Non dimentichiamo mai che si tratta di un momento di raccoglimento e di celebrazione degli affetti familiari. Poi tutto il contorno, per quanto piacevolissimo, resta e deve restare una semplice conseguenza.

* Non esageriamo

venerdì 3 dicembre 2010

Occasione di festa numero 47.

Qualche sera fa, verso le nove, a Torino la debole nevicata iniziata nel tardo pomeriggio si è trasformata per mezz'ora nella "nevicata del secolo".

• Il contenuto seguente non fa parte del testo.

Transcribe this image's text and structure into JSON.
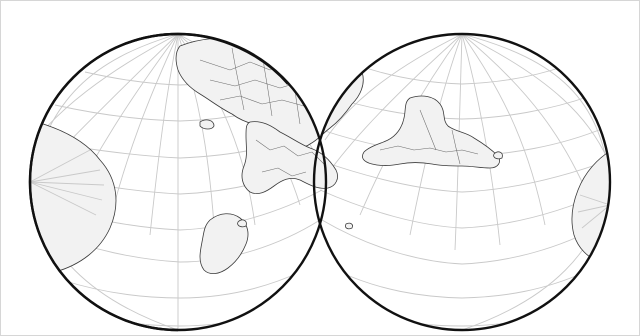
{
  "map": {
    "style": "interrupted two-lobe world projection with graticule",
    "colors": {
      "background": "#ffffff",
      "land_fill": "#f2f2f2",
      "coastline": "#3a3a3a",
      "graticule": "#c9c9c9",
      "outline": "#111111",
      "frame": "#d6d6d6"
    }
  }
}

Fiocchi grandi come palline da golf, fitti e quasi violenti, alberi ricamati e dolcemente piegati sotto il peso del manto sempre più spesso, strade e automobili e tetti e prati e lampioni coperti da una coltre bianca abbagliante e morbida.
Ogni occasione era buona, nonostante stessi preparando la cena, per uscire sul balcone e fermarmi a osservare quello spettacolo incredibile. Non passavano automobili, il silenzio era insolito, l'aria immacolata. 
Tutto era vergine, perfetto.
E questa neve così autoritaria mi è sembrata dire: non temete, ci penso io. Laverò via tutto, ripristinerò l'equilibrio perduto, pulirò quest'aria sporca. Sono il mezzo che la natura sta usando in questo momento per dirvi che nulla è perduto, che il momento è terribile, durissimo, ma che io sono l'unica realtà importante, quella a cui tutti apparteniamo.
Poi è successo che, verso le dieci, una famigliola di mamma, papà, bimbo di quattro/cinque anni e cagnolino sono scesi al parco sotto casa, imbacuccati fino alla punta dei capelli, e hanno iniziato a giocare, a ridere, a farsi le foto. Nel silenzio irreale le loro voci ovattate sono sembrate una campana di consapevolezza, un richiamo verso la felicità, e io ho pensato che quel bambino la serata di mercoledì la ricorderà per tutta la vita.